上一篇我们简单介绍了基于SkyWalking自定义增强的基本架构,即通过把Trace数据导入数据加工模块进行加工,进行持久化,并赋能grafana展示。
现在我们给出一个例子,对于量化交易系统,市场交易订单提交,该订单可以走模拟盘也可以走实盘,可以自动提交,也可以走人工提交,订单提交后,会把交易所给到的订单信息反馈回来。 需要监控的需求很简单:可以按,自动实盘/虚拟盘,人工实盘/虚拟盘订单分类监控,提交和反馈流程,满足指标项:
1 每分钟延时、延时百分位(P50/75/90/95/99 MAX)、每分钟请求数,排名前5的慢请求等监控项(metrics)
2 以及按排名前5的慢请求对应的SPAN进行抓取,分析出最慢的SPAN
那么SW原生监控有啥问题呢?
1 需要根据该流程在不同阶段的特征才能定位该流程,按Trace-Span模型来说,即需要一个Trace链根据不同Span提供的特征才能抓取该Trace,SW并不支持
例如 分辨人工/自动订单实际上是按Trace相关EndpointName来的
人工订单走页面,EntrySpan的 endpointName为POST:/api/trade/order/send
但自动订单由程序发起,EntrySpan的 endpointName为"rpc.OrderTradeService.send"
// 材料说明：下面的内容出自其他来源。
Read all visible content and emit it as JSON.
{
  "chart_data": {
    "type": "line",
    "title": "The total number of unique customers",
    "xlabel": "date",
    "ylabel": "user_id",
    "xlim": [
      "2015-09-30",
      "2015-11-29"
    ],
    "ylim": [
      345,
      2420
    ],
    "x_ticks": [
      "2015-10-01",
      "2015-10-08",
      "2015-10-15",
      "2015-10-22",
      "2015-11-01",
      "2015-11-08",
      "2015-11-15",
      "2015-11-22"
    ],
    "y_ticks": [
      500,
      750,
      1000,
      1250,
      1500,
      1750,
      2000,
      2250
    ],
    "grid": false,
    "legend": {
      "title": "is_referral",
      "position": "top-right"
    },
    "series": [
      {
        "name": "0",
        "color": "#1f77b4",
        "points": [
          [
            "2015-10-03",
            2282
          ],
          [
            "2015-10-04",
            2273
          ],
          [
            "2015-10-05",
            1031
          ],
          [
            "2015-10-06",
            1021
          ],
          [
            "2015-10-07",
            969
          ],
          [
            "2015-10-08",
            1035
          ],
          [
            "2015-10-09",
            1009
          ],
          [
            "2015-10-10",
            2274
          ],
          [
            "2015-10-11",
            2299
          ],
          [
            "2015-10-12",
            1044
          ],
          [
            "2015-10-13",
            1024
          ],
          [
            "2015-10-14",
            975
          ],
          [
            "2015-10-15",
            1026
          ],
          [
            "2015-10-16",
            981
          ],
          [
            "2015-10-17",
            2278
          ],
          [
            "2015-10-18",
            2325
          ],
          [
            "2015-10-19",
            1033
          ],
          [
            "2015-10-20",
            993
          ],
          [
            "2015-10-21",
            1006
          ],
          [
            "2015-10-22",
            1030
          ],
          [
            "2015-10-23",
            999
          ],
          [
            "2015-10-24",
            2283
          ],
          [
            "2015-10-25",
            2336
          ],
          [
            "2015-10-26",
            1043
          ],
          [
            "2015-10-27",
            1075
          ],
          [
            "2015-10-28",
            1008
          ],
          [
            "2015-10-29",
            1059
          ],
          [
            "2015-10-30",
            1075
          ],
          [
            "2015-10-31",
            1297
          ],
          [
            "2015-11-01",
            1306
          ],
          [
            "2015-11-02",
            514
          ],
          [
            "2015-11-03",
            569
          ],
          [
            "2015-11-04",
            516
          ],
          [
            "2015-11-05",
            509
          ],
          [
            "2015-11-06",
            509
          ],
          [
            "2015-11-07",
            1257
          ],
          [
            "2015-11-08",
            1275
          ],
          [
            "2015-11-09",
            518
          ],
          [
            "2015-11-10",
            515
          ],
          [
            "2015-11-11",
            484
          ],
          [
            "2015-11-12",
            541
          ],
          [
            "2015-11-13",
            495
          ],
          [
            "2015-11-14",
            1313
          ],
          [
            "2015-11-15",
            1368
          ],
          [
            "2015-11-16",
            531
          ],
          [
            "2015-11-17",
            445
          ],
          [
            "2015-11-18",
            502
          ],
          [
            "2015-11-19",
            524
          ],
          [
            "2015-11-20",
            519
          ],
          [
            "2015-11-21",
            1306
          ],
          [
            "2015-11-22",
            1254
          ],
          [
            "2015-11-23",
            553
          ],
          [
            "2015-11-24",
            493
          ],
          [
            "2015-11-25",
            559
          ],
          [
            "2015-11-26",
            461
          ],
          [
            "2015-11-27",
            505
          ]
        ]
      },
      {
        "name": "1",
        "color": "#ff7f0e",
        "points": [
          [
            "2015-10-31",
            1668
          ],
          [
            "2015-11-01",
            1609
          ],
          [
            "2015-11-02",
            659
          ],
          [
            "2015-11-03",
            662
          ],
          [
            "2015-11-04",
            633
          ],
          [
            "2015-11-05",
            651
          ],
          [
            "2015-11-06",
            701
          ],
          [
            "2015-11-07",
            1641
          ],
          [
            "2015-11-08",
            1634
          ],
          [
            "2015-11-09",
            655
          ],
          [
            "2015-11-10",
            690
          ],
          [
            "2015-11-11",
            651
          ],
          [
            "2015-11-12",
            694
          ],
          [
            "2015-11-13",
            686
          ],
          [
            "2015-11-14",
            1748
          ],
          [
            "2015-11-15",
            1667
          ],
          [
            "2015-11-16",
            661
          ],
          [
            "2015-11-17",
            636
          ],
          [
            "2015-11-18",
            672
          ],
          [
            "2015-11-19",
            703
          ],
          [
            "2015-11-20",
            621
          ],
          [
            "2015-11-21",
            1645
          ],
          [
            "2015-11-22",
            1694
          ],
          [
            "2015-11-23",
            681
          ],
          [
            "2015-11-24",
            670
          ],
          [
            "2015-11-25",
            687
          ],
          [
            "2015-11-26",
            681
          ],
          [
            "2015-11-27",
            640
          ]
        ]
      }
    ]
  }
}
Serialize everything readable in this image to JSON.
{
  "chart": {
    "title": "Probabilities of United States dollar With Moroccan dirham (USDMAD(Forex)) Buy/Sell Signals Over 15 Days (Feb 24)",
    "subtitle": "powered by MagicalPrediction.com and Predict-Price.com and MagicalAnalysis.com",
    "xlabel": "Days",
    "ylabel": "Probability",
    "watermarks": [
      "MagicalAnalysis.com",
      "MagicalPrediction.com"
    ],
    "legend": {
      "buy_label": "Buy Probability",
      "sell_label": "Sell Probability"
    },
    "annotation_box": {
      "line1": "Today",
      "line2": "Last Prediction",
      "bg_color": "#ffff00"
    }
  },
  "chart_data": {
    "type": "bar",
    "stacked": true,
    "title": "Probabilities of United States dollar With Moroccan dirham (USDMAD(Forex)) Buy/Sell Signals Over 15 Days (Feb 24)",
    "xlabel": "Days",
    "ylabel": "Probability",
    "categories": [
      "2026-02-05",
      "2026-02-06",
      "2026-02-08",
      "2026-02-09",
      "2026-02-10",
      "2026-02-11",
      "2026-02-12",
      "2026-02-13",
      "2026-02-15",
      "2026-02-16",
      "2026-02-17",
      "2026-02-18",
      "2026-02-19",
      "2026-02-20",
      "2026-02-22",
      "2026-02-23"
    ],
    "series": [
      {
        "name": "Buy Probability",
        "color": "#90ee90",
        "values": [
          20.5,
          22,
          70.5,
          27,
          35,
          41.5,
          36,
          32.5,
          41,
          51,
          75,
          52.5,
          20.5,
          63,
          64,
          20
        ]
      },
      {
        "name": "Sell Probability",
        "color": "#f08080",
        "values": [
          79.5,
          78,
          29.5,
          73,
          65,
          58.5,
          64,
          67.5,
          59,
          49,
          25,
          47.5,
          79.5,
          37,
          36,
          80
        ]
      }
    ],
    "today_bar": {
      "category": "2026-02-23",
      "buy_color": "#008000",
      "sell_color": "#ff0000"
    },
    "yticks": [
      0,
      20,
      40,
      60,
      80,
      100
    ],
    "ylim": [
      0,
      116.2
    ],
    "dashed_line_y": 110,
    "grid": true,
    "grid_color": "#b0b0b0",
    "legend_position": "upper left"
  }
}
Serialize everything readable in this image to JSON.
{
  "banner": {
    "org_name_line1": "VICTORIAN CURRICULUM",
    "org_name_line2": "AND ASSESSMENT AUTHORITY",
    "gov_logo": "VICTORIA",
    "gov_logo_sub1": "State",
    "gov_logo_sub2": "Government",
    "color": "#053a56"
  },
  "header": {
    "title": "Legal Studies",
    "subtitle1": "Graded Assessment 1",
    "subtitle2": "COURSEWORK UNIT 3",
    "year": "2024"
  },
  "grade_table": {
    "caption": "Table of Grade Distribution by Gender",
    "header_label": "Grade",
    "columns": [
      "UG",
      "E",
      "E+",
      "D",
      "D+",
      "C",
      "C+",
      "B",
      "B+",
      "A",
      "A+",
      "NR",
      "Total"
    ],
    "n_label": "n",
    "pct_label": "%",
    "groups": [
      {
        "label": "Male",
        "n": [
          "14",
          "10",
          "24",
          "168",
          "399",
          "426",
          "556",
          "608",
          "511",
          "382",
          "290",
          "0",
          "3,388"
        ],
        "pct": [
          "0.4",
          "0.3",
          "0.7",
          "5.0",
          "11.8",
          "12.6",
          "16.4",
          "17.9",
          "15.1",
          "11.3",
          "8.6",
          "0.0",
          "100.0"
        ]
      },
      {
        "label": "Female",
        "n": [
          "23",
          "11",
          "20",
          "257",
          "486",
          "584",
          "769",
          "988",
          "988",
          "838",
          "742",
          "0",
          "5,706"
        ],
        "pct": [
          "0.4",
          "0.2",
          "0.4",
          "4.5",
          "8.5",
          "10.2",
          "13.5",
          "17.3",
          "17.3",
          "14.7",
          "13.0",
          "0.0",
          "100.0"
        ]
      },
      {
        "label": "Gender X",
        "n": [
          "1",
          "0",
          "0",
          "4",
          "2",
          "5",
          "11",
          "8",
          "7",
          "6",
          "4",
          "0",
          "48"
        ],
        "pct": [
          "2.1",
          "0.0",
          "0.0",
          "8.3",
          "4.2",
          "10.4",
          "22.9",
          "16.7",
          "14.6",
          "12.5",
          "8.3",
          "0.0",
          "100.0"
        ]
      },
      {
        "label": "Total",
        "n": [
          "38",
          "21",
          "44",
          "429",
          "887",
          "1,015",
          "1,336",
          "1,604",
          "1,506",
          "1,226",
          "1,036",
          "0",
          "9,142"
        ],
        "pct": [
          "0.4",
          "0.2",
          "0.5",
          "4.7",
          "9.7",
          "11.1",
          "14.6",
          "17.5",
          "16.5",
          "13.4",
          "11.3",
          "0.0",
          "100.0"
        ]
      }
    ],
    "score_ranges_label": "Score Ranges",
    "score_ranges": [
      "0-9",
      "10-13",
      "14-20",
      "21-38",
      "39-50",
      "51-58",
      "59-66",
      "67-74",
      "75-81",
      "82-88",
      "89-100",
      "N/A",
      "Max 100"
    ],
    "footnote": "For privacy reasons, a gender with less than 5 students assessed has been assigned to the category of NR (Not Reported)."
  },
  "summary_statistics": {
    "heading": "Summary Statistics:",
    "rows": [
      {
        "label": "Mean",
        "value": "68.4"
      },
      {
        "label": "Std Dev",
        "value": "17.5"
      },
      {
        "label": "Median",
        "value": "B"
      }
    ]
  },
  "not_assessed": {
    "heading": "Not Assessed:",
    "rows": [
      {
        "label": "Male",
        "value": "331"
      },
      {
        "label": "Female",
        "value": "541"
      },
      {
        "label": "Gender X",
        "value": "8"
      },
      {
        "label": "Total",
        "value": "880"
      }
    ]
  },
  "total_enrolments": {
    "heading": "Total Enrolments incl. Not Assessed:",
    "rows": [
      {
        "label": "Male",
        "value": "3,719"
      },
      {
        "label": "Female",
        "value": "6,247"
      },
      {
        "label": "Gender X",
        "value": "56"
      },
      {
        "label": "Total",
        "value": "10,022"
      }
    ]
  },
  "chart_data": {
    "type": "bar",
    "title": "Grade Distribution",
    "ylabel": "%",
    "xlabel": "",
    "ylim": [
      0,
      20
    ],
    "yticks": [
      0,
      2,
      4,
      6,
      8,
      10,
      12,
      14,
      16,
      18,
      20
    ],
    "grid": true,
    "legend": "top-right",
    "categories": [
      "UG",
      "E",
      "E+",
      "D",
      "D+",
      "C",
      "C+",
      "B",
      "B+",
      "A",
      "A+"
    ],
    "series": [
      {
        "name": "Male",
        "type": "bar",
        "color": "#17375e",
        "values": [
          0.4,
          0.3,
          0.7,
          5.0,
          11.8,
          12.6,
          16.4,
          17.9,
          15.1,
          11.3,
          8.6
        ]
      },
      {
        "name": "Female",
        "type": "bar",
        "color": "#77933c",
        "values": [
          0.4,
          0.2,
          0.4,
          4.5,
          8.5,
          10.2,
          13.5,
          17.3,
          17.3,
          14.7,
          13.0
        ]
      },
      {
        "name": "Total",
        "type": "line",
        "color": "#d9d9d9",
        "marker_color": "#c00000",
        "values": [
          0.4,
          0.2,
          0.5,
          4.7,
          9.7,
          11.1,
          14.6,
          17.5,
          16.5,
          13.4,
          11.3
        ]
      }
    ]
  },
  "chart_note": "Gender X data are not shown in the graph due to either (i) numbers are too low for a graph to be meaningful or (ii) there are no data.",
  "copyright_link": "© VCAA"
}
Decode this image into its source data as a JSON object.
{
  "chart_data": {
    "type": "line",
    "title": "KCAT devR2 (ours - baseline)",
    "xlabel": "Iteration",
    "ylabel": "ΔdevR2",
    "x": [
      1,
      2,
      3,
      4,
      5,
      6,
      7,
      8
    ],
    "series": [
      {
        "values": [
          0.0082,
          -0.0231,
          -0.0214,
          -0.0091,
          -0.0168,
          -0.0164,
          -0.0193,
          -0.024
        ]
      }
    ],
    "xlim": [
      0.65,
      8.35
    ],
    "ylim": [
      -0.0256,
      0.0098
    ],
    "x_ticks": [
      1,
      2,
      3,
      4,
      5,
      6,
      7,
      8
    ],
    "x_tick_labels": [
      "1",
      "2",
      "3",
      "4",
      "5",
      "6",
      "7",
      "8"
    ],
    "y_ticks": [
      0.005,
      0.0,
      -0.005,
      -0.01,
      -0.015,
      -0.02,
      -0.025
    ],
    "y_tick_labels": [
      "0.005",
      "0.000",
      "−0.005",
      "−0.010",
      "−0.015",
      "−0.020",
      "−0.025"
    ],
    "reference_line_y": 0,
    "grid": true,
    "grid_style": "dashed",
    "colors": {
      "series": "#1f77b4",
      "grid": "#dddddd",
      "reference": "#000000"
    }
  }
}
而分辨是否走实盘/虚拟盘,则是在后续Span,按tag systemFlag=1或2,来确认
而SW的搜索显然是不支持的
- 问题2 反馈消息是根据交易所API生成的,不是一个标准通讯架构,只能根据自定义用户增强(customize-enhance),生成的localSpan形成跟踪链,那SW原生Trace查询根本没法按endpoint名字搜索,只能按tag搜索,然后按时间取定位,效率非常低
- 还有一个上一篇说了,SW对Trace和Span不提供metric聚合项
那增强计算模块怎么解决上述问题
对问题1: 按人工、自动、虚拟、实盘,形成4个搜索项,然后定时(基本)同时执行,把搜索结果叠加到ES索引中,按订单编号trade_id更新索引项,利用ES的向量特征形加上业务标签,供下游按业务标签定位需要的Trace
对问题2: 按预先设计的Tag值标识反馈消息,然后按Tag搜索,把搜索结果叠加到ES索引中,按订单编号trade_id更新索引项,利用ES的向量特征形加上业务标签,供下游按业务标签定位需要的Trace
对问题3 按业务标签计算各监控项(metrics),并按时间点汇总最慢的5个Trace,查找Span
我们按配置config来说明
关于问题1,我们配置了4个搜索项
bash
"tasks" : [
{ #查找按EndpointName=rpc.OrderTradeService.send查找自动订单,并且在ES索引中增加业务标签 businessTag:: Auto
"name": "task.QueryTraces",
"para" : {
"serviceName" : "TradeService",
"endpointName" : "rpc.OrderTradeService.send",
"businessTag" : { "key": "businessTag", "value": "Auto"},
"tags" : {},
"traces_index" : "traces-" #索引名,xx-后面跟着日期
},
"switch" : "on", #搜索项有效
"interval" : "60" #每隔60秒执行一次
},
{ #查找按EndpointName=POST:/api/trade/order/send查找人工订单,并且在ES索引中增加业务标签 businessTag:: manual
"name" : "task.QueryTraces",
"para" : {
"serviceName" : "TradeService",
"endpointName" : "POST:/api/trade/order/send",
"businessTag" : { "key": "businessTag", "value": "manual"},
"tags" : {},
"traces_index" : "traces-"
},
"switch" : "on",
"interval" : "60"
},
{ #查找按tag: systemFlag=1 查找人工订单,并且在ES索引中增加业务标签 systemFlag:: 1 (实盘)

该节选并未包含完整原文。